The
kids sang well. The speaker was excellent. The slides were powerful. The timing
was on. But something felt just a little bit off in our annual school Martin
Luther King Ceremony. We held it in our Community Center, a place with good
acoustics and decent enough low lighting. But it just felt too big and
impersonal—the space didn’t support the energy and the intimacy it deserved. Having
sung the songs in the resonant music room, the sound just wasn’t powerful
enough. The Middle School kids sitting in the pull-out audience seats felt more
like they were the audience at a theater show or the fans at a basketball game.
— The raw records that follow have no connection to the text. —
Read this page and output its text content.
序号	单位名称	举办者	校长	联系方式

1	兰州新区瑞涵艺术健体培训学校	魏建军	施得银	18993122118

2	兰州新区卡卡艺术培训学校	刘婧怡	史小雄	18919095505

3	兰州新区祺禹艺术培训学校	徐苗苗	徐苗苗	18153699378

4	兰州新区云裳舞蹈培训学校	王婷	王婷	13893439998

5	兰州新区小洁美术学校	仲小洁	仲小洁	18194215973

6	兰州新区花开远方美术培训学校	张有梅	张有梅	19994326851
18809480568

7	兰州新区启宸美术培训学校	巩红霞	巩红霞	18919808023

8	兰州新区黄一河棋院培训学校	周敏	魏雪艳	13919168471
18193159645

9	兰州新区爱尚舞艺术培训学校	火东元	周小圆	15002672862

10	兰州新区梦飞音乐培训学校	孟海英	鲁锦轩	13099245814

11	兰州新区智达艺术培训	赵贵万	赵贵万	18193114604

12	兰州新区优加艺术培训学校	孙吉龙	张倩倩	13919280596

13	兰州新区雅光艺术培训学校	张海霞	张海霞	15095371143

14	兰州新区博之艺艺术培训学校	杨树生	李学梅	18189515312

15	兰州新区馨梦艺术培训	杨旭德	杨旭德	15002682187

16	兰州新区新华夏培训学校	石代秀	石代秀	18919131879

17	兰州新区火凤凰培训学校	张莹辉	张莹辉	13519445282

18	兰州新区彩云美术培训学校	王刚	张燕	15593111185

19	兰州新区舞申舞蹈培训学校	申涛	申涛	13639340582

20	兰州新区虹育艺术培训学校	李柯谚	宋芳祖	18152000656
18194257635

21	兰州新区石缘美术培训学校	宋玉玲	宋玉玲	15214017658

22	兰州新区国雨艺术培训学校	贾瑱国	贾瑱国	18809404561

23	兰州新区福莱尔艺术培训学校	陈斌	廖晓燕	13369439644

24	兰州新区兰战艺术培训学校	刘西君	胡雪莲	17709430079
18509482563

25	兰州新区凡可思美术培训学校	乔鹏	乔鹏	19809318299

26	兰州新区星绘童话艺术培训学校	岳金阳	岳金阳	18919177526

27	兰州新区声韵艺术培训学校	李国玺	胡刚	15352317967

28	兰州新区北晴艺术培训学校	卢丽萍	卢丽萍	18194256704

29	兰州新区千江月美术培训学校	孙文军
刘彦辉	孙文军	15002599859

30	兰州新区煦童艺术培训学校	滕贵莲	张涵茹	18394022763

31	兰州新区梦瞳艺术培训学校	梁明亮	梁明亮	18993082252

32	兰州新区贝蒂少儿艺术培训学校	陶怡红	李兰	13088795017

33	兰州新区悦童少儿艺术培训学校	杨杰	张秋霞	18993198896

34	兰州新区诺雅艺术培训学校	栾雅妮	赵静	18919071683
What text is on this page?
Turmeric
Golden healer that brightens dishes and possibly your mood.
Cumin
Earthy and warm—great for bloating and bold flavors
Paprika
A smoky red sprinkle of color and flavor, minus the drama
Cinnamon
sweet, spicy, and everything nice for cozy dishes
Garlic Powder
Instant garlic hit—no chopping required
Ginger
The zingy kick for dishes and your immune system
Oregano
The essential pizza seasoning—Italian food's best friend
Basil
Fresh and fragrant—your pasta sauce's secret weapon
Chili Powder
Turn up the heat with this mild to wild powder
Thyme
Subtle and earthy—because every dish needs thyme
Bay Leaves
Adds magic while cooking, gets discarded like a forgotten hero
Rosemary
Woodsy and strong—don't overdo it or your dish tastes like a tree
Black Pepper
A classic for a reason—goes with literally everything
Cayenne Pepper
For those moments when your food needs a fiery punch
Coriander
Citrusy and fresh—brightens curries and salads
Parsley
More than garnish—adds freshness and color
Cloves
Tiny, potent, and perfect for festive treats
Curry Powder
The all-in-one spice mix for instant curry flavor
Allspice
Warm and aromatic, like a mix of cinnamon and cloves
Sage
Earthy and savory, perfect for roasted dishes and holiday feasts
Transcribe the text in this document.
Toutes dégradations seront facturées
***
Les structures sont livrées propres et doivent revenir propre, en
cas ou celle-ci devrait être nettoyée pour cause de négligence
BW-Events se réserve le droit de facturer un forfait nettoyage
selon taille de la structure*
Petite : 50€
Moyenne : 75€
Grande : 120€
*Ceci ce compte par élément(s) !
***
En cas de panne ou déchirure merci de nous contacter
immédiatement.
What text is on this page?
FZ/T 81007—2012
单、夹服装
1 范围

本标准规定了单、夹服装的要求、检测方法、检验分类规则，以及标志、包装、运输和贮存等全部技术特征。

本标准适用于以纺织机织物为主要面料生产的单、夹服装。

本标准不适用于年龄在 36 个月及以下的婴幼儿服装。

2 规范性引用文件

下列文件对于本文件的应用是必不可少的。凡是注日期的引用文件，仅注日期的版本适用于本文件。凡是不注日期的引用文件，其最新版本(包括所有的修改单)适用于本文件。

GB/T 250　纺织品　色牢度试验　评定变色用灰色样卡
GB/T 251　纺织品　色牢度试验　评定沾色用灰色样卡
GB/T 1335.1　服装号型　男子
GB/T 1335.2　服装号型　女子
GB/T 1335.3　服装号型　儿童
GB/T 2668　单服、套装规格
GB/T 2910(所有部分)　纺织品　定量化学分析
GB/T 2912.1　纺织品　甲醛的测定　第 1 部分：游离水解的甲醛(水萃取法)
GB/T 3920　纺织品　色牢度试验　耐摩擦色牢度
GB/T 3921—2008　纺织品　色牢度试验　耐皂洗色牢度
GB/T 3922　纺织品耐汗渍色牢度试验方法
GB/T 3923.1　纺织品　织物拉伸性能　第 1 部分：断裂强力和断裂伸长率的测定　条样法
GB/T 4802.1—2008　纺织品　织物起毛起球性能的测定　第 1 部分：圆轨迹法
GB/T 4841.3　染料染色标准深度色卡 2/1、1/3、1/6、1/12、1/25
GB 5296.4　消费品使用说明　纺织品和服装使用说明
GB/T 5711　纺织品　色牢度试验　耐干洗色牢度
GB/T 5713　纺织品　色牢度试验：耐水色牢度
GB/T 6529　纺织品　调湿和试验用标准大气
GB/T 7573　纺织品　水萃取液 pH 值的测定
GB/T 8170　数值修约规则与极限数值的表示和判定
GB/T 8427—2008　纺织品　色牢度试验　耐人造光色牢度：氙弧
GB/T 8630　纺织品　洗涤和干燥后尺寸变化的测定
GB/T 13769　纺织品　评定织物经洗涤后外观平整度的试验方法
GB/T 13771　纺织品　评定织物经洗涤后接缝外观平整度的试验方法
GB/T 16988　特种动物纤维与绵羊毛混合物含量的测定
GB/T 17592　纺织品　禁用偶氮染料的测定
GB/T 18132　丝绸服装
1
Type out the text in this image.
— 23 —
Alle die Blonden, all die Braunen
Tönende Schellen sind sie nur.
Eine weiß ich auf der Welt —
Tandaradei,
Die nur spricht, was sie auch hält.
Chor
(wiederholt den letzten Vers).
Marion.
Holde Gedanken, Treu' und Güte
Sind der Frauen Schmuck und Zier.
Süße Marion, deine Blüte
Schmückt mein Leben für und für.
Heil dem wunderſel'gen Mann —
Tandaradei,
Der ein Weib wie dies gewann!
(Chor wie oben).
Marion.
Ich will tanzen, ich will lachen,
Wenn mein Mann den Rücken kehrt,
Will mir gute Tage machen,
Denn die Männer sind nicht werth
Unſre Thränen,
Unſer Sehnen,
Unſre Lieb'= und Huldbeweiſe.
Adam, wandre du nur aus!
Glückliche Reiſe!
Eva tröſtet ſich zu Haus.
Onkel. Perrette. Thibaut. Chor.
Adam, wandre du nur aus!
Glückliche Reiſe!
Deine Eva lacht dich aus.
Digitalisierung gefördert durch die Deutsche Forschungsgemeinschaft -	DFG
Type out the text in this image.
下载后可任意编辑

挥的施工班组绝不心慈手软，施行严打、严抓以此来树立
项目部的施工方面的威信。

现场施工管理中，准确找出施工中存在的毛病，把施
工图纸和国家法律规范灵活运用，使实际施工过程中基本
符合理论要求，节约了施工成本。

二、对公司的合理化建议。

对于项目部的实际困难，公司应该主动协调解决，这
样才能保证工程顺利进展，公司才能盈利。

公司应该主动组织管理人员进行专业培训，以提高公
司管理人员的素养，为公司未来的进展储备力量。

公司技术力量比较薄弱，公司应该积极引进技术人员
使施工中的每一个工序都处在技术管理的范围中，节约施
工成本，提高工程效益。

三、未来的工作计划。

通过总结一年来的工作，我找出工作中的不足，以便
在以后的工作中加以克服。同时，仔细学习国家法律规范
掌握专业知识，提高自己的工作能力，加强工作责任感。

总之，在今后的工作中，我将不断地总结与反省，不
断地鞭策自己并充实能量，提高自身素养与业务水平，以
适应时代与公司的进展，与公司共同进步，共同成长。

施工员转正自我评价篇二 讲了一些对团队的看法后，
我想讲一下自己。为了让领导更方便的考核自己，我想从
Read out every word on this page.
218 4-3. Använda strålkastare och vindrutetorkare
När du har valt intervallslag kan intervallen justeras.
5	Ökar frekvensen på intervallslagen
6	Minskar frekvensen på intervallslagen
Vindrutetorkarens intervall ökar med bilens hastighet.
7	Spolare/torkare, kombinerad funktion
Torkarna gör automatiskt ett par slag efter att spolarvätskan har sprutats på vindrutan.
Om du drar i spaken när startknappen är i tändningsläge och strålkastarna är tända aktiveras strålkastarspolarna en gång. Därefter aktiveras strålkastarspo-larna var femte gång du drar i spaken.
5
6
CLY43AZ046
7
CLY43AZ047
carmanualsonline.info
Separated by arm rests, it was hard for them to feel connected. We did have the
100 elementary kids on the floor on the rug and that helped and perhaps if we
had 100 more adults in the side seats, we might have filled the space with the
energy it deserved. But we didn’t. And so it all felt a little flat.
That
night I went to see an alum’s band at a grassroots performance space called The
Red Poppy. It was a small room with folding chairs and the stage, such as it
was, on the same level, with about 60 people crowded together in front and
behind. The band (Taraf de Locos) was excellent— high energy Balkan and Cuban
and Brazilian fusion that invited dancing after intermission. But had they
played in a big theater (or a gym), it would have been a different experience
all together. The small, intimate, crowded space gave it the intensity it
needed.
Yeah,
I know this is not a groundbreaking insight. That a performing space is an
integral part of the performance. The jazz I’ve seen in big concert halls has
never been as memorable as that in small clubs. Jazz itself grew in funky,
crowded juke joints similar to the Red Poppy, kept growing at the Village
Vanguard (where I was once seated so close to the piano that I could have
played a few notes in the bass) and now is reincarnated at places like The SF
Jazz Center— a bit bigger, more formal feeling, but still intimate enough to
feel the vibrations of human endeavor. The culture has become so spectacle
oriented, with big screen projections and such. (I often think it would be
great to have an Academy Awards night in a high school auditorium some year.)
The things that stir me have the intensity of intimacy, the energy of folks
shoulder-to-shoulder, the feeling of huddling around a campfire.
So
next year, we’re going to be crammed and crowded and uncomfortable to let
Martin’s spirit fully fill the room. Yes, indeed.